В среду Брендан усадил ее в каталку и повез в рентгеновский кабинет, где делали контрольную рентгенограмму для проверки эффективности действия нового препарата, которым девочку лечили. А когда он привез ее в палату, она попросила его расчесать ей волосы. Эммилин сидела в кресле-каталке и глядела в окно, а Брендан осторожно водил щеткой по ее шелковистым локонам, слушая, как девочка восторгается волшебным зимним пейзажем.

– Видишь вон тот сугроб, Толстяк? – указала она искалеченной болезнью рукой на крышу соседнего дома, где чудом сохранилась куча снега, не растаявшего вопреки поднимавшемуся из вентиляционных труб теплому воздуху. – Он похож на корабль. Понимаешь? Прекрасный старинный корабль с тремя белыми парусами, скользящий по свинцовому морю.

Брендан не сразу разглядел в форме сугроба, задержавшегося на шифере, корабль. Но девочка продолжала с воодушевлением описывать его, и он тоже наконец заметил это удивительное сходство кучи снега с судном, мчащимся по волнам.

Длинные сосульки за окном напоминали ему прозрачную решетку, а сама больница – тюрьму, из которой девочке никогда не выбраться. Но Эмми в этих замерзших сталактитах виделись чудесные рождественские украшения, они настраивали ее на праздничный лад.

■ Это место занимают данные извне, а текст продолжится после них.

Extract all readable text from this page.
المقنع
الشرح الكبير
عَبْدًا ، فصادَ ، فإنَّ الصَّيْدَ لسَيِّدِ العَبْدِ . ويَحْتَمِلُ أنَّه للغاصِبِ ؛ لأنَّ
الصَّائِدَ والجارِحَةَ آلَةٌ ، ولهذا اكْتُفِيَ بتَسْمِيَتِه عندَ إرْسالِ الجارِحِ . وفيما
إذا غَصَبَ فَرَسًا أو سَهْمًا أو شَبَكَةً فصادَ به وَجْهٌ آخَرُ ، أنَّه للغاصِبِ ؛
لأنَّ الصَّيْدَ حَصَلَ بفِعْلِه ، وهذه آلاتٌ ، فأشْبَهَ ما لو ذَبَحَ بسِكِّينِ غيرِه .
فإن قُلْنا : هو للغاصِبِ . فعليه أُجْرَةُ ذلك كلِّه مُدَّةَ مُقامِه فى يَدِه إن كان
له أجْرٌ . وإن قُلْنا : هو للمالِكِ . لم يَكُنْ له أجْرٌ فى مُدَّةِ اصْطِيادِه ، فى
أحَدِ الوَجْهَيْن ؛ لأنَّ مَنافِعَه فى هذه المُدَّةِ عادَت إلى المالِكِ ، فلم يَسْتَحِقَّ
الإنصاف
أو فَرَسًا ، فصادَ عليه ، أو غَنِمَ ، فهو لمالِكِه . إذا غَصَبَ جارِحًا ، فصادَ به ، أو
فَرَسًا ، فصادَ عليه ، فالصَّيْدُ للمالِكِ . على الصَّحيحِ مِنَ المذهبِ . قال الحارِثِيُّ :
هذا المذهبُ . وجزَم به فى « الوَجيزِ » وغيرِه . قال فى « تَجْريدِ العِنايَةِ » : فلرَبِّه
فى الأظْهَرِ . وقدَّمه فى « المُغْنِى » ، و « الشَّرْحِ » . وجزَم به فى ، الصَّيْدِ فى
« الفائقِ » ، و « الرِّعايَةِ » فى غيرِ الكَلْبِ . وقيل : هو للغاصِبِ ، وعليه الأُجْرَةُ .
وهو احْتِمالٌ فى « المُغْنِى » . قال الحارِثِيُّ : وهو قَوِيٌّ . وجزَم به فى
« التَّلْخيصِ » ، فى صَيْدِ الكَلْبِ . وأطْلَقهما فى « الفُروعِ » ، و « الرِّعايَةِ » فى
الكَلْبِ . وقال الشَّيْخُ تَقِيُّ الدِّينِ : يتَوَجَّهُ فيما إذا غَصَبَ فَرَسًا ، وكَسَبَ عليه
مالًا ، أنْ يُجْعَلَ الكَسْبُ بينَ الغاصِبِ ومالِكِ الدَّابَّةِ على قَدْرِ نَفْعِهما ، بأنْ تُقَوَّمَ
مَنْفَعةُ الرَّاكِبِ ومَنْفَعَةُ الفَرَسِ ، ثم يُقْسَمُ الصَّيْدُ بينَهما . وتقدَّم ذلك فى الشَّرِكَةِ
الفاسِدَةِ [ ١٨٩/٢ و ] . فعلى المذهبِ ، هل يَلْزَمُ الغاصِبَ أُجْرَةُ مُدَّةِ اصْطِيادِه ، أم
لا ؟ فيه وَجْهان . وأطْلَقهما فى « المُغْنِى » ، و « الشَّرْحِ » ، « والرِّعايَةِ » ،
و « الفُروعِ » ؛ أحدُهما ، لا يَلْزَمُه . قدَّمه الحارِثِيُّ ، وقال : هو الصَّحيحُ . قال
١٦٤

– Бог любит зиму не меньше, чем весну, – объясняла ему Эмми. – Меняя времена года, он не дает нам скучать, так нам сказала сестра Кэтрин, и теперь я и сама вижу, что это правда. Когда светит солнце, от этих сосулек к моей кровати протягивается радуга. Снег и лед похожи на драгоценности, на горностаевую мантию, в которую Бог укутывает зимой мир, чтобы порадовать нас. Я знаю, так оно и есть, особенно когда рассматриваю снежинки: ведь все они разные. Таким образом Он напоминает нам, что созданный Им для людей мир прекрасен, как сказка.

И, словно бы подтверждая ее слова, с серого декабрьского неба крупными хлопьями повалил снег.

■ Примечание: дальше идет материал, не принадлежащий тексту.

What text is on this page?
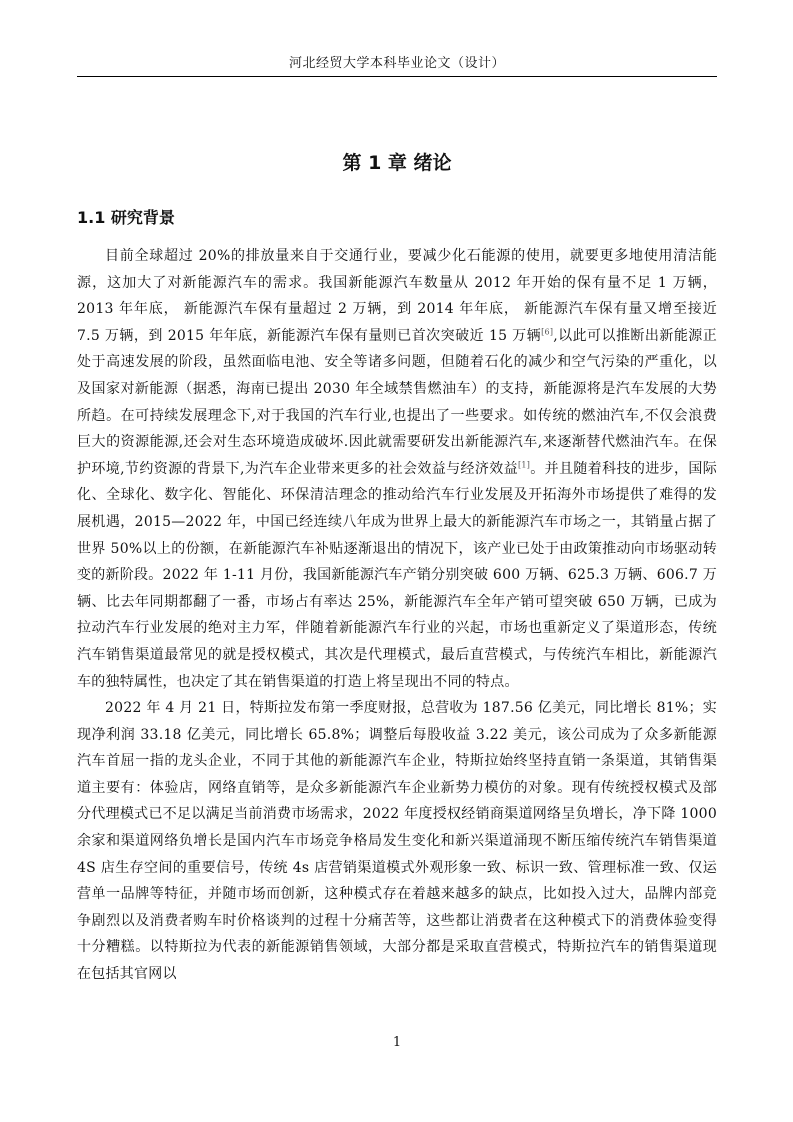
河北经贸大学本科毕业论文（设计）
第 1 章 绪论
1.1 研究背景

目前全球超过 20%的排放量来自于交通行业，要减少化石能源的使用，就要更多地使用清洁能源，这加大了对新能源汽车的需求。我国新能源汽车数量从 2012 年开始的保有量不足 1 万辆，2013 年年底， 新能源汽车保有量超过 2 万辆，到 2014 年年底， 新能源汽车保有量又增至接近 7.5 万辆，到 2015 年年底，新能源汽车保有量则已首次突破近 15 万辆[6],以此可以推断出新能源正处于高速发展的阶段，虽然面临电池、安全等诸多问题，但随着石化的减少和空气污染的严重化，以及国家对新能源（据悉，海南已提出 2030 年全域禁售燃油车）的支持，新能源将是汽车发展的大势所趋。在可持续发展理念下,对于我国的汽车行业,也提出了一些要求。如传统的燃油汽车,不仅会浪费巨大的资源能源,还会对生态环境造成破坏.因此就需要研发出新能源汽车,来逐渐替代燃油汽车。在保护环境,节约资源的背景下,为汽车企业带来更多的社会效益与经济效益[1]。并且随着科技的进步，国际化、全球化、数字化、智能化、环保清洁理念的推动给汽车行业发展及开拓海外市场提供了难得的发展机遇，2015—2022 年，中国已经连续八年成为世界上最大的新能源汽车市场之一，其销量占据了世界 50%以上的份额，在新能源汽车补贴逐渐退出的情况下，该产业已处于由政策推动向市场驱动转变的新阶段。2022 年 1-11 月份，我国新能源汽车产销分别突破 600 万辆、625.3 万辆、606.7 万辆、比去年同期都翻了一番，市场占有率达 25%，新能源汽车全年产销可望突破 650 万辆，已成为拉动汽车行业发展的绝对主力军，伴随着新能源汽车行业的兴起，市场也重新定义了渠道形态，传统汽车销售渠道最常见的就是授权模式，其次是代理模式，最后直营模式，与传统汽车相比，新能源汽车的独特属性，也决定了其在销售渠道的打造上将呈现出不同的特点。

2022 年 4 月 21 日，特斯拉发布第一季度财报，总营收为 187.56 亿美元，同比增长 81%；实现净利润 33.18 亿美元，同比增长 65.8%；调整后每股收益 3.22 美元，该公司成为了众多新能源汽车首屈一指的龙头企业，不同于其他的新能源汽车企业，特斯拉始终坚持直销一条渠道，其销售渠道主要有：体验店，网络直销等，是众多新能源汽车企业新势力模仿的对象。现有传统授权模式及部分代理模式已不足以满足当前消费市场需求，2022 年度授权经销商渠道网络呈负增长，净下降 1000 余家和渠道网络负增长是国内汽车市场竞争格局发生变化和新兴渠道涌现不断压缩传统汽车销售渠道 4S 店生存空间的重要信号，传统 4s 店营销渠道模式外观形象一致、标识一致、管理标准一致、仅运营单一品牌等特征，并随市场而创新，这种模式存在着越来越多的缺点，比如投入过大，品牌内部竞争剧烈以及消费者购车时价格谈判的过程十分痛苦等，这些都让消费者在这种模式下的消费体验变得十分糟糕。以特斯拉为代表的新能源销售领域，大部分都是采取直营模式，特斯拉汽车的销售渠道现在包括其官网以

1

Вопреки своему уродству, несмотря на бесполезные ноги и искривленные руки, презрев всю боль, которую она испытала, Эмми верила в милость Бога и воодушевляющую справедливость сотворенного Им мира.

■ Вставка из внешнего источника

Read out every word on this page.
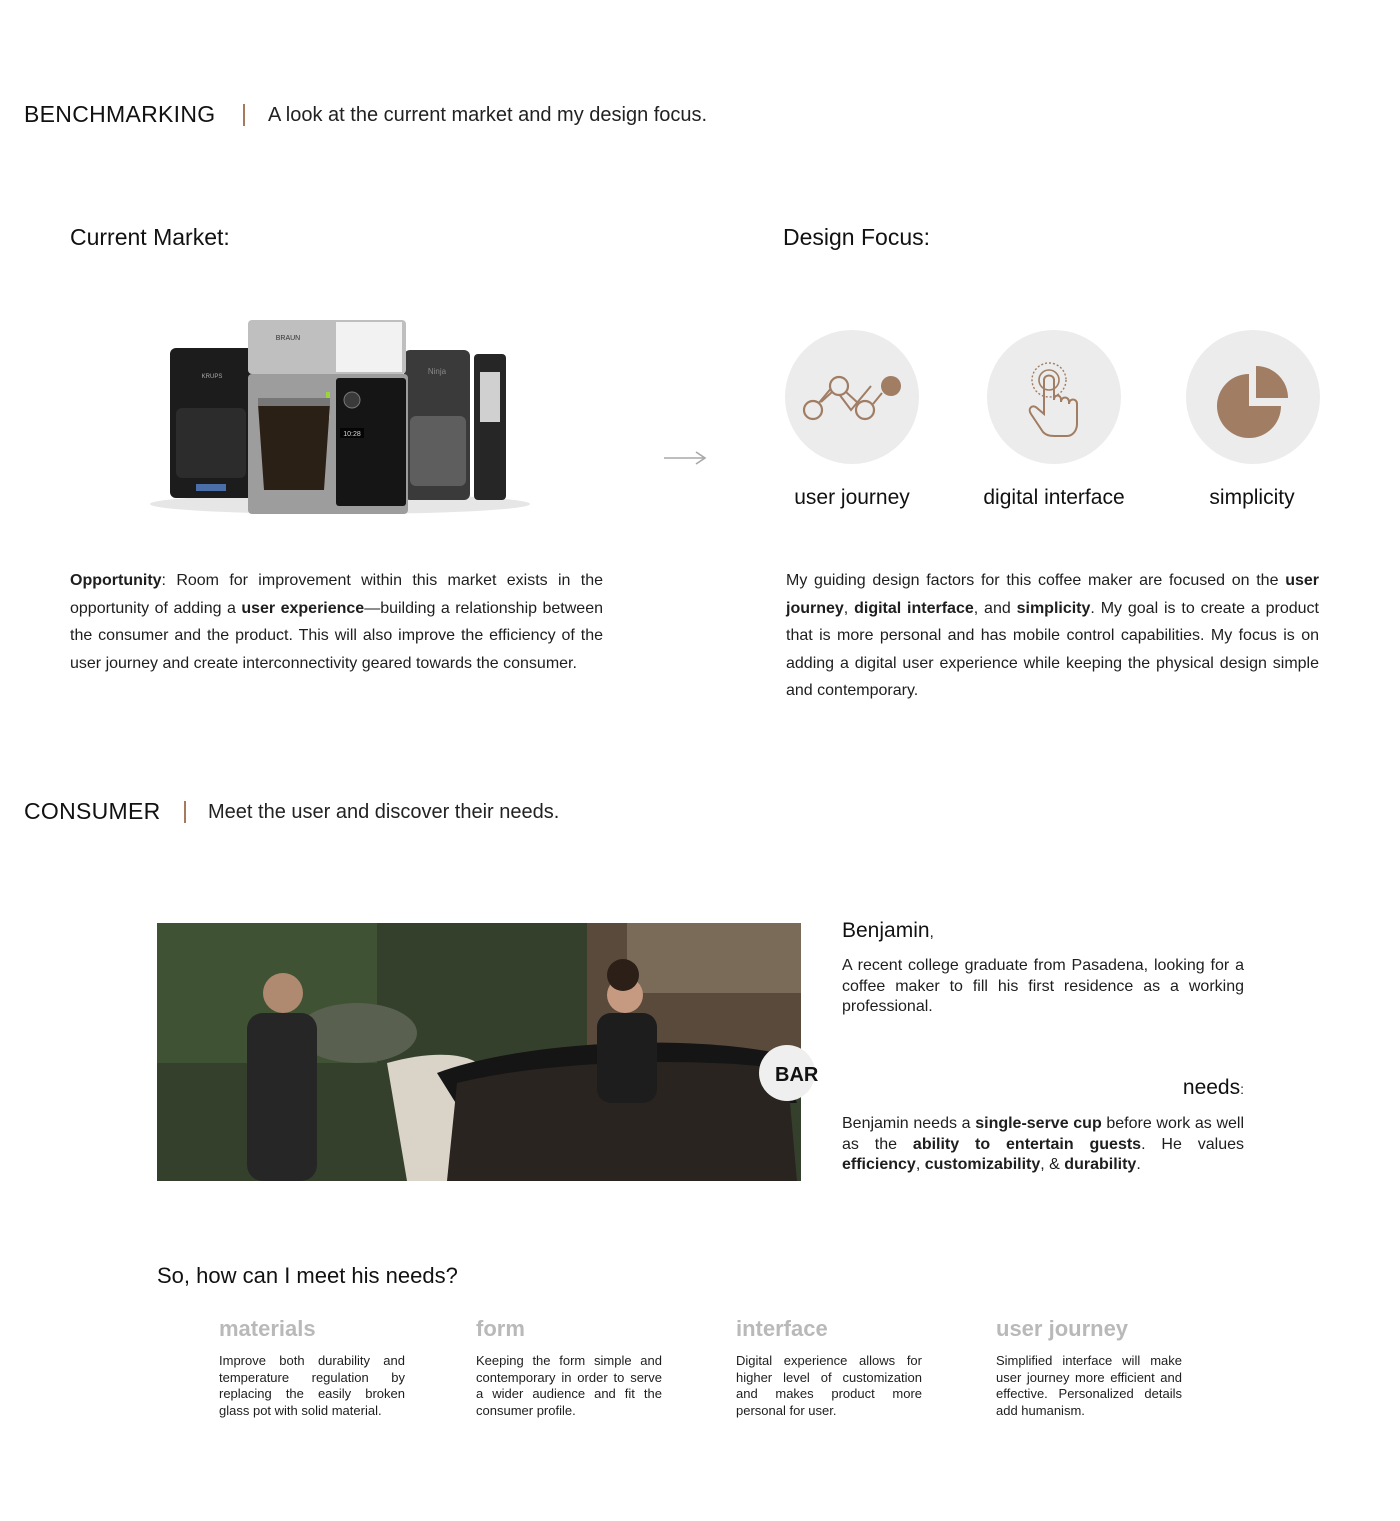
BENCHMARKING	A look at the current market and my design focus.
Current Market:
KRUPS
Ninja
10:28
BRAUN
Opportunity: Room for improvement within this market exists in the opportunity of adding a user experience—building a relationship between the consumer and the product. This will also improve the efficiency of the user journey and create interconnectivity geared towards the consumer.
Design Focus:
user journey	digital interface	simplicity
My guiding design factors for this coffee maker are focused on the user journey, digital interface, and simplicity. My goal is to create a product that is more personal and has mobile control capabilities. My focus is on adding a digital user experience while keeping the physical design simple and contemporary.
CONSUMER Meet the user and discover their needs.
BAR
Benjamin,
A recent college graduate from Pasadena, looking for a coffee maker to fill his first residence as a working professional.
needs:
Benjamin needs a single-serve cup before work as well as the ability to entertain guests. He values efficiency, customizability, & durability.
So, how can I meet his needs?
materials
Improve both durability and temperature regulation by replacing the easily broken glass pot with solid material.
form
Keeping the form simple and contemporary in order to serve a wider audience and fit the consumer profile.
interface
Digital experience allows for higher level of customization and makes product more personal for user.
user journey
Simplified interface will make user journey more efficient and effective. Personalized details add humanism.
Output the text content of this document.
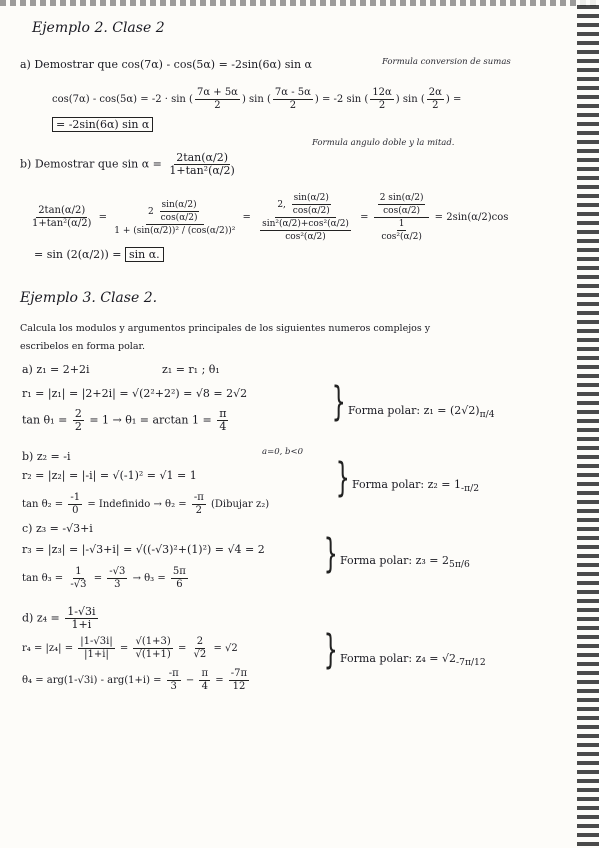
Ejemplo 2. Clase 2
a) Demostrar que cos(7α) - cos(5α) = -2sin(6α) sin α	Formula conversion de sumas
cos(7α) - cos(5α) = -2 · sin ( $\frac{7\alpha + 5\alpha}{2}$ ) sin ( $\frac{7\alpha - 5\alpha}{2}$ ) = -2 sin ( $\frac{12\alpha}{2}$ ) sin ( $\frac{2\alpha}{2}$ ) =
= -2sin(6α) sin α
b) Demostrar que $\sin \alpha = \frac{2\tan(\alpha/2)}{\text{1+tan²(α/2)}}$
Formula angulo doble y la mitad.
$\frac{2\tan(\alpha/2)}{\text{1+tan²(α/2)}} = \frac{2 \frac{\sin(\alpha/2)}{\cos(\alpha/2)}}{\text{1 + (sin(α/2))² / (cos(α/2))²}} = \frac{2, \frac{\sin(\alpha/2)}{\cos(\alpha/2)}}{\frac{\text{sin²(α/2)+cos²(α/2)}}{\text{cos²(α/2)}}} = \frac{\frac{2 \sin(\alpha/2)}{\cos(\alpha/2)}}{\frac{1}{\text{cos²(α/2)}}} = 2\sin(\alpha/2)\cos$
= sin (2(α/2)) = sin α.
Ejemplo 3. Clase 2.
Calcula los modulos y argumentos principales de los siguientes numeros complejos y
escribelos en forma polar.
a) z₁ = 2+2i	z₁ = r₁ ; θ₁
r₁ = |z₁| = |2+2i| = √(2²+2²) = √8 = 2√2
$\tan \theta_1 = \frac{2}{2} = 1 \to \theta_1 = \arctan 1 = \frac{\pi}{4}$	} Forma polar: $z_1 = (2√2)_{\pi/4}$
b) z₂ = -i	a=0, b<0
r₂ = |z₂| = |-i| = √(-1)² = √1 = 1
$\tan \theta_2 = \frac{-1}{0}$ = Indefinido → $\theta_2 = \frac{-\pi}{2}$ (Dibujar z₂)
} Forma polar: $z_2 = 1_{-\pi/2}$
c) z₃ = -√3+i
r₃ = |z₃| = |-√3+i| = √((-√3)²+(1)²) = √4 = 2
$\tan \theta_3 = \frac{1}{-√3} = \frac{-√3}{3} \to \theta_3 = \frac{5\pi}{6}$
} Forma polar: $z_3 = 2_{5\pi/6}$
d) $z_4 = \frac{1-√3i}{1+i}$
$r_4 = |z_4| = \frac{|1-√3i|}{|1+i|} = \frac{√(1+3)}{√(1+1)} = \frac{2}{√2} = √2$
$\theta_4 = arg(1-√3i) - arg(1+i) = \frac{-\pi}{3} - \frac{\pi}{4} = \frac{-7\pi}{12}$
} Forma polar: $z_4 = √2_{-7\pi/12}$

Твердая вера была свойственна почти всем детям в больнице Святого Иосифа. Они не сомневались, что заботливый Отец следит за ними из Своего царства небесного, и это придавало им мужества.

Брендану представилось, как отец Вайцежик с укором говорит ему: «Если эти невинные создания при всех своих страданиях не утратили веру, какое оправдание есть у тебя для этого, Брендан? Не кажется ли тебе, Брендан, что в своей невинности и наивности они знают нечто такое, что ты успел забыть за время изучения премудростей богословия в Риме? Быть может, тебе следует кое-чему у них поучиться? Подумай над этим, Брендан».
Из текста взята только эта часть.